The Telikin is a new touchscreen family computer designed to make everyday tasks as easy as possible. It is clearly aimed at the older user, which explains why its most vaunted features are social in nature, and make a lot of sense for grandparents with distant relatives. Video chat (thanks to a built-in camera), photo sharing and email are first among its advertised features - all of which come ready to use out of the box, provided an internet connection is available, of course.
It's a thoughtful approach which - and excuse me while I patronize old people everywhere - provides a much more accessible path into home computing than a daunting, empty desktop and start button, or a forbidding dock with baffling icons.
Photo-sharing curtails the need for email attachments by sensibly offering full support for Facebook albums. The included email client, meanwhile, can be set up to use an existing webmail account, though Telikin offers to set up an account if necessary. There's even a word processor, called Write, compatible with Microsoft Word documents.

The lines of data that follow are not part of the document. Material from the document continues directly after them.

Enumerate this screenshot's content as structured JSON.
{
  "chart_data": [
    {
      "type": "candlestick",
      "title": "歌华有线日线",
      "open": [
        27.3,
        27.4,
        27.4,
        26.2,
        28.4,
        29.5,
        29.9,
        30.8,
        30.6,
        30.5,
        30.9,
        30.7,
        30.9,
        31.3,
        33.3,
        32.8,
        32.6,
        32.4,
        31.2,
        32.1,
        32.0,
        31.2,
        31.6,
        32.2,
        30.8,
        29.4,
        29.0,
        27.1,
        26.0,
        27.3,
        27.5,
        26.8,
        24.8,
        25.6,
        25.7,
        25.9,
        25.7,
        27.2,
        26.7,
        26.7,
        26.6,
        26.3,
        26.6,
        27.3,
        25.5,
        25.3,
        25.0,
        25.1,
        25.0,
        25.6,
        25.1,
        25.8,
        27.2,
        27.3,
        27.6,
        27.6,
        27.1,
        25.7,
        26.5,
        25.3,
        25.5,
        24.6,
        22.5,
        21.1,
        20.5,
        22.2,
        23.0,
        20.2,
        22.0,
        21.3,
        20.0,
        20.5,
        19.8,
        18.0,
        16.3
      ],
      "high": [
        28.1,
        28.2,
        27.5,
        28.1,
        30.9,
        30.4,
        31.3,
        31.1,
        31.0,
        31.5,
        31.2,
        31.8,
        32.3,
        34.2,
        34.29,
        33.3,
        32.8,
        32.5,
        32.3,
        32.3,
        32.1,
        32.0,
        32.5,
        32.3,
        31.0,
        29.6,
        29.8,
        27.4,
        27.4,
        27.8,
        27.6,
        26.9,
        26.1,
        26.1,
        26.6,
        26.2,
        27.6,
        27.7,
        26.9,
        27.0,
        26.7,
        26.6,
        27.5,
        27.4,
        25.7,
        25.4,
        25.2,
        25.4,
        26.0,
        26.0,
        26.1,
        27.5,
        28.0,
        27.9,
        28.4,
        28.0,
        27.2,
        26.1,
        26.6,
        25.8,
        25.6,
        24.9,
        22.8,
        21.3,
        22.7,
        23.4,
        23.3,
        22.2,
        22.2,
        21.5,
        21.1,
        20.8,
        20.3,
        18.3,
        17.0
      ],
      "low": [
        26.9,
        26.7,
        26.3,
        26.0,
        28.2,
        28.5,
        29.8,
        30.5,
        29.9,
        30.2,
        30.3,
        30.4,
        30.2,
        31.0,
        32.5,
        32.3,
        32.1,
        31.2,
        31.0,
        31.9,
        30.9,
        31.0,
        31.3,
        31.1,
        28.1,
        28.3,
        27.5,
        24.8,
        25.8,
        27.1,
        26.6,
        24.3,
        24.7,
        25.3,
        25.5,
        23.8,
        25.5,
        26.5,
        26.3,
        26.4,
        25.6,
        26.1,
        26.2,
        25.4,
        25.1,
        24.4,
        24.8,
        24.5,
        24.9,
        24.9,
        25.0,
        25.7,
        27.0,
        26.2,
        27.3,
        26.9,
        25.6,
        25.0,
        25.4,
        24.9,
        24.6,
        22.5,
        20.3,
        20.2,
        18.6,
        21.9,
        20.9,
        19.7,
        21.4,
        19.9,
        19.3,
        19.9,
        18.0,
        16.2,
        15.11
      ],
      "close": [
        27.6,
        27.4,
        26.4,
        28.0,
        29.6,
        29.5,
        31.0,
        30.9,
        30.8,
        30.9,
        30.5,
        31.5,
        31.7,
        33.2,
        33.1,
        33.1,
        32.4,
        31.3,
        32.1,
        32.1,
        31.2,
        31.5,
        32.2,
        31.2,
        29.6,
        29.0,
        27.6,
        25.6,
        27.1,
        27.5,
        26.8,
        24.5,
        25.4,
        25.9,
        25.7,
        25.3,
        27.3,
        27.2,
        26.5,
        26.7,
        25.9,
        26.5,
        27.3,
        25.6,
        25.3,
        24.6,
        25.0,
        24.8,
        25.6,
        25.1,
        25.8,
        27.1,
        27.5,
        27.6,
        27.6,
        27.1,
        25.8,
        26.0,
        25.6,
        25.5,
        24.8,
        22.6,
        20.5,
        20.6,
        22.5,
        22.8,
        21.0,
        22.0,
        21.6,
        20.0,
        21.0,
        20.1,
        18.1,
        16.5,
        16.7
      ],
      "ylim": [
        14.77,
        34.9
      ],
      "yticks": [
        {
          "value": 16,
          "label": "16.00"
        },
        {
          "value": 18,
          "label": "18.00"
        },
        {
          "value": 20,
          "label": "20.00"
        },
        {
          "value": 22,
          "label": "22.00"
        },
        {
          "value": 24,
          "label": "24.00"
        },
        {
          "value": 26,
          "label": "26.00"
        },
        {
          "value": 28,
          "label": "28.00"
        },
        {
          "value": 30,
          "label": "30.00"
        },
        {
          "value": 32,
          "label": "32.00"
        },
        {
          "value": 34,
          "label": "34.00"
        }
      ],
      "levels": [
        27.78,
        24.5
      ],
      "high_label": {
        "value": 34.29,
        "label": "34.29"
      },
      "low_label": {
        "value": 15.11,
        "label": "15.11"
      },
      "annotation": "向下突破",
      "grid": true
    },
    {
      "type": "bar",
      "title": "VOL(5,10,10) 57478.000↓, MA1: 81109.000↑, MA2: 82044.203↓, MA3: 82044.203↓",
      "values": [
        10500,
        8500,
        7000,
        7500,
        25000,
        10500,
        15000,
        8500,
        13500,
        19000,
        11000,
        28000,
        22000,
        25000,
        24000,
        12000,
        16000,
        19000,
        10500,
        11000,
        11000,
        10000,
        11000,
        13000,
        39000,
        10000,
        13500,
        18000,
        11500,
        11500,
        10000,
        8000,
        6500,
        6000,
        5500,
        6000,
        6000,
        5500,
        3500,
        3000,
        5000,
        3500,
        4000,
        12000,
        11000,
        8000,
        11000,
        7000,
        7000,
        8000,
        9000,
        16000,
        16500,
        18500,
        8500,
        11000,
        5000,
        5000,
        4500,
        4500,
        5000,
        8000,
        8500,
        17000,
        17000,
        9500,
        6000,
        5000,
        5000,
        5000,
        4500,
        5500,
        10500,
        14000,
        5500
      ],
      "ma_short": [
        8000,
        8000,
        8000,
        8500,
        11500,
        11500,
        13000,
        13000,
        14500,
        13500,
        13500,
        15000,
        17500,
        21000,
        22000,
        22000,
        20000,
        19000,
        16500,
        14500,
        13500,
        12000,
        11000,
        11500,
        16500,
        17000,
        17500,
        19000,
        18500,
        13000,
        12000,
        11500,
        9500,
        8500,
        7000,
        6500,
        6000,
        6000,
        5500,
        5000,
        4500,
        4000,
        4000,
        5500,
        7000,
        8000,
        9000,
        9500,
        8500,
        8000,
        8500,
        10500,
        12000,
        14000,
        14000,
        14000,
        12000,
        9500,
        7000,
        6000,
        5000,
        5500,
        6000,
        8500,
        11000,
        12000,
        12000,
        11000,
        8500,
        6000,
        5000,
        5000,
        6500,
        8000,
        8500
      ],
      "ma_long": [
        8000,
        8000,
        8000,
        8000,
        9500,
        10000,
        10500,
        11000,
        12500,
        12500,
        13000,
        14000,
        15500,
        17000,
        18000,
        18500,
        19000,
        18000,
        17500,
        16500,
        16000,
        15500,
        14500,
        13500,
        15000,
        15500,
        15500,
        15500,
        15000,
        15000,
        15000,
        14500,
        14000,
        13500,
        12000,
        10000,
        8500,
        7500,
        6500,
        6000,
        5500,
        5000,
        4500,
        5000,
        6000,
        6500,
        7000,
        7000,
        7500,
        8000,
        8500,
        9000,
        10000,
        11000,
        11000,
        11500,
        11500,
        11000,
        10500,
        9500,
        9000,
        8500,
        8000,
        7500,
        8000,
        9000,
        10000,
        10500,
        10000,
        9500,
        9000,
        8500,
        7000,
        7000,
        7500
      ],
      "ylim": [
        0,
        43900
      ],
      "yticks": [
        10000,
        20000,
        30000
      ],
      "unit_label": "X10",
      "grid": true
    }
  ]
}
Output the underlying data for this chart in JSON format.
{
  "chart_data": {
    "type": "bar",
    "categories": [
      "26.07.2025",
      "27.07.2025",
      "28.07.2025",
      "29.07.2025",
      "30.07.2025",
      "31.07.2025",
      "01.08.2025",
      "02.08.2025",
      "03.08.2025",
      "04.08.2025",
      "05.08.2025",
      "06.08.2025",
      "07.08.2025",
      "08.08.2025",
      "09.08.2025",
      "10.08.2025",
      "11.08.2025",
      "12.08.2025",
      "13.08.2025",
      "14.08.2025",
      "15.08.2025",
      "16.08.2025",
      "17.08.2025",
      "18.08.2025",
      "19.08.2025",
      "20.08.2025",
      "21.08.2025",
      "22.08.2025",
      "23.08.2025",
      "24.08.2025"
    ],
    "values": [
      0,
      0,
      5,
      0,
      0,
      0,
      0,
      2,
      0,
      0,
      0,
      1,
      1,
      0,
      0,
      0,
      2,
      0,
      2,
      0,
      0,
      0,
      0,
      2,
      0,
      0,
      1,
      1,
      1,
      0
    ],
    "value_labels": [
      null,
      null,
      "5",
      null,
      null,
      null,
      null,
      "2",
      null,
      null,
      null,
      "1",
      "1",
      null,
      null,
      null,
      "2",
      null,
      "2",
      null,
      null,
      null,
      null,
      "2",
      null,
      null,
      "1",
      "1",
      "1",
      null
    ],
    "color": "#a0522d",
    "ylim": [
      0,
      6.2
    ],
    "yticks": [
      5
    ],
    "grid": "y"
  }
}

Among the games included are those fogey-pleasing stalwarts Solitaire, Freecell and Mahjong (or at least, that de-stacking solo game that seems to pass for Mahjong on computers the world over).
The web menu of the interface provides something of a walled garden reminiscent of early AOL software. A series of links are provided to big-name sites under categories like Social, News, Shopping and Faith/Spirituality. Still, it is possible to search the web and presumably surf to one's heart's content thereafter.

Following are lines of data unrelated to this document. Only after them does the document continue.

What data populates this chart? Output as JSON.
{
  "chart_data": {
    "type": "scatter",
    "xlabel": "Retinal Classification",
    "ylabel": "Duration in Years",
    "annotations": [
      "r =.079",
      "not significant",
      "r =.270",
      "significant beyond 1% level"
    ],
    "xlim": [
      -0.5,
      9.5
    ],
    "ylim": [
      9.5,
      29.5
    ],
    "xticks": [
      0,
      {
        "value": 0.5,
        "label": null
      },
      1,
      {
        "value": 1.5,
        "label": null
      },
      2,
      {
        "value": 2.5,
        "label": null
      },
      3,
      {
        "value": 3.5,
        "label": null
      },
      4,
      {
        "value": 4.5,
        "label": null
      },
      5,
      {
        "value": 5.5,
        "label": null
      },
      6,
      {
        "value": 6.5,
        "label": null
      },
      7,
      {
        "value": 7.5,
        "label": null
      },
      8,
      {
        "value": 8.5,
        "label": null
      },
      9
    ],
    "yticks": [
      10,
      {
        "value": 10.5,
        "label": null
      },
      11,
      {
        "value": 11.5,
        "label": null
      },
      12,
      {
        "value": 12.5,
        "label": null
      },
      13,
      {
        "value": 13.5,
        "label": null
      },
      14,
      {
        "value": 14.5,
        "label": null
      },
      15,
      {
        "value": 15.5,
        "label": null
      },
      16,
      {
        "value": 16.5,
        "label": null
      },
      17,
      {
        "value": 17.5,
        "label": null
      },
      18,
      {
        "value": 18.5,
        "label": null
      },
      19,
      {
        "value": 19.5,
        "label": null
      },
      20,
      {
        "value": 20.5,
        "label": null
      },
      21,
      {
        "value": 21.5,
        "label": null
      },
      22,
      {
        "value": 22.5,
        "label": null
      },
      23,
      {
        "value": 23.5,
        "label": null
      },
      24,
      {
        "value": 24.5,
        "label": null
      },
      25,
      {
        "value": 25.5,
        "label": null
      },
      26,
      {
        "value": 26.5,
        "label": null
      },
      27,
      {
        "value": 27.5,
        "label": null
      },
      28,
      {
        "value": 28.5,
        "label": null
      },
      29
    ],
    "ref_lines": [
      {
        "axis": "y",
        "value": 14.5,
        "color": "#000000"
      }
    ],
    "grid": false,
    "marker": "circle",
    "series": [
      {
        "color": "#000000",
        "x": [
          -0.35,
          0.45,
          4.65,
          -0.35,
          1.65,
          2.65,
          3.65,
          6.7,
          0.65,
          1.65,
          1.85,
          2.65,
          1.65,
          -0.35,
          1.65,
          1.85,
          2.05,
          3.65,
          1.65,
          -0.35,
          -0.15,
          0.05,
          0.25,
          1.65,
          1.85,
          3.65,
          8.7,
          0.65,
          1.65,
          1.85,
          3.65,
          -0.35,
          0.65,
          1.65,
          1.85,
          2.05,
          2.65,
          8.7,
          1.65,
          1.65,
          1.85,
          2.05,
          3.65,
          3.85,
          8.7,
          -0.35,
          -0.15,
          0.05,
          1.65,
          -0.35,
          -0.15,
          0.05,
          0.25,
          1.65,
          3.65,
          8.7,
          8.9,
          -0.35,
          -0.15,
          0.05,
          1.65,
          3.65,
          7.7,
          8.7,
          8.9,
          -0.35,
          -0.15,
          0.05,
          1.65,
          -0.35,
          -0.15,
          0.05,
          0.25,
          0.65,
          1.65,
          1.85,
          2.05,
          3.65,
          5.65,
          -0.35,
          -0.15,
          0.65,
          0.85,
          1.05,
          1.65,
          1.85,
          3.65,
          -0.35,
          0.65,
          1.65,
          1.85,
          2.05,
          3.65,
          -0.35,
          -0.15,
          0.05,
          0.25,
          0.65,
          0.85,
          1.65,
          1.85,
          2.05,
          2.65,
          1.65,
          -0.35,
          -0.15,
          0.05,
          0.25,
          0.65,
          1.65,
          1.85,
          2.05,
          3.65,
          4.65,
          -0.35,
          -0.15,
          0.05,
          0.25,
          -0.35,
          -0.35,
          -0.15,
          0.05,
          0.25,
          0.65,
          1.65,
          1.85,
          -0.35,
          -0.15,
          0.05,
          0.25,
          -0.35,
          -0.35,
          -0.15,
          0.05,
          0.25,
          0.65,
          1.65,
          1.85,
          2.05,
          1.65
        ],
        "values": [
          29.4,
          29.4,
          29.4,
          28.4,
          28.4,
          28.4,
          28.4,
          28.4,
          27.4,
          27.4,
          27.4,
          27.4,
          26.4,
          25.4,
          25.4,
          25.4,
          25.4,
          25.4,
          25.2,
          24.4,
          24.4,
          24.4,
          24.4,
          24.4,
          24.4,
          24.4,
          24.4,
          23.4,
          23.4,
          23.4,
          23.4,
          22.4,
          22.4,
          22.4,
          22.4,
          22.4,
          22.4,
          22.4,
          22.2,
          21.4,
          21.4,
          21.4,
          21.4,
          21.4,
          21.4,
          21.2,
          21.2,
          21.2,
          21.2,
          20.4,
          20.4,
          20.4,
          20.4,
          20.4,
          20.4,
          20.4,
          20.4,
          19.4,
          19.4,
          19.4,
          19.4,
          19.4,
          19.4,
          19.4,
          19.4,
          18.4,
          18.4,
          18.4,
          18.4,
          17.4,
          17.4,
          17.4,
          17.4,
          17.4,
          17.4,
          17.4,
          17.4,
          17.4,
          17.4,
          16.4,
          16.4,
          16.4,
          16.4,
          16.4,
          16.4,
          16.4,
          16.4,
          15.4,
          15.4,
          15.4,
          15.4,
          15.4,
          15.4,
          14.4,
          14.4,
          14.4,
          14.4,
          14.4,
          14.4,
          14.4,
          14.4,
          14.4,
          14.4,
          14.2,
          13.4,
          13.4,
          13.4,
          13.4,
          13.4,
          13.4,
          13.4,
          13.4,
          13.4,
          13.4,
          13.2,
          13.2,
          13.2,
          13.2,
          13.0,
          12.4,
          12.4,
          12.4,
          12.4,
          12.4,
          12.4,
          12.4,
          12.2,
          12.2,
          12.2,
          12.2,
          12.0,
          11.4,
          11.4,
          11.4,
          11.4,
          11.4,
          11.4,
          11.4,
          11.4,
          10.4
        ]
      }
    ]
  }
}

The Telikin website promises "free lifetime updates" which suggests that, once purchased, it's inconceivable that users will be asked to pay for operating system upgrades in the future. Perhaps that shouldn't be surprising given that, according to IEEE Spectrum at least, this thing runs Linux. Spectrum caught a glimpse of the tell-tale penguin during boot-up, but say the Telikin's OS itself is so locked down, it's impossible to determine which distro. It's so locked-down, in fact, that it's impossible to install additional software on the machine - something its makers would no doubt position as a feature rather than a flaw, perhaps not without justification.

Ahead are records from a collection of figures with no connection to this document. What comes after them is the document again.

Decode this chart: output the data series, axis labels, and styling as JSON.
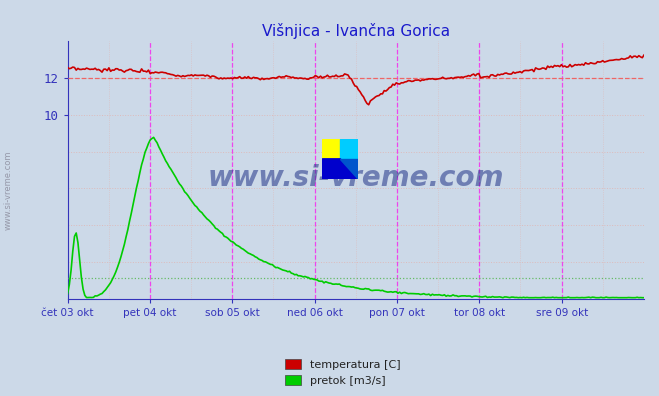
{
  "title": "Višnjica - Ivančna Gorica",
  "title_color": "#1a1acc",
  "bg_color": "#ccd9e8",
  "plot_bg_color": "#ccd9e8",
  "xlabel_ticks": [
    "čet 03 okt",
    "pet 04 okt",
    "sob 05 okt",
    "ned 06 okt",
    "pon 07 okt",
    "tor 08 okt",
    "sre 09 okt"
  ],
  "temp_color": "#cc0000",
  "flow_color": "#00cc00",
  "temp_ref_y": 12.0,
  "flow_ref_y": 1.1,
  "temp_ref_color": "#ee6666",
  "flow_ref_color": "#66bb66",
  "vline_color": "#ee44ee",
  "hgrid_color": "#ddbbbb",
  "vgrid_color": "#ddbbbb",
  "spine_color": "#3333bb",
  "arrow_color": "#cc0000",
  "watermark_text": "www.si-vreme.com",
  "watermark_color": "#223388",
  "side_text": "www.si-vreme.com",
  "side_color": "#888899",
  "legend_labels": [
    "temperatura [C]",
    "pretok [m3/s]"
  ],
  "legend_colors": [
    "#cc0000",
    "#00cc00"
  ],
  "ytick_labels": [
    "10",
    "12"
  ],
  "ytick_vals": [
    10,
    12
  ],
  "ylim": [
    0,
    14.0
  ],
  "xlim": [
    0,
    7
  ],
  "n_days": 7,
  "n_points": 336
}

Until we've had a chance to try one, it'd be wrong to pass judgement, but the keyboard at least appears to be a continuation of the accessible design evident in the operating system, with nice large print and a not-too-thin keyboard which hopefully provides meaningful feedback. IEEE Spectrum points out that there isn't much point in a three button mouse, if the software only supports one button and a scroll wheel. Something of an oversight, that being the case.
All that remains to report is the all-important price. The 18.6-in. Telikin Touch will set you back US$699, the Telikin Elite $999. Buyers will get 60 days VIP support, which costs $9.99 per month thereafter. Value cannot be judged on the hardware alone - a lot of thought has gone into the software that comes with it. That's something to consider when weighing up just how many gray dollars a Telikin is ultimately worth.
A lifetime of never having to uninstall superfluous toolbars from Mom's web browser? That has to count for something.
Further, it appears that IEEE Spectrum's claim that "the operating system supports only one button and the scroll wheel" is not strictly correct. "We try to avoid right click functions on the mouse, they are often not obvious," Allegrezza said. "We do use right click for spelling corrections."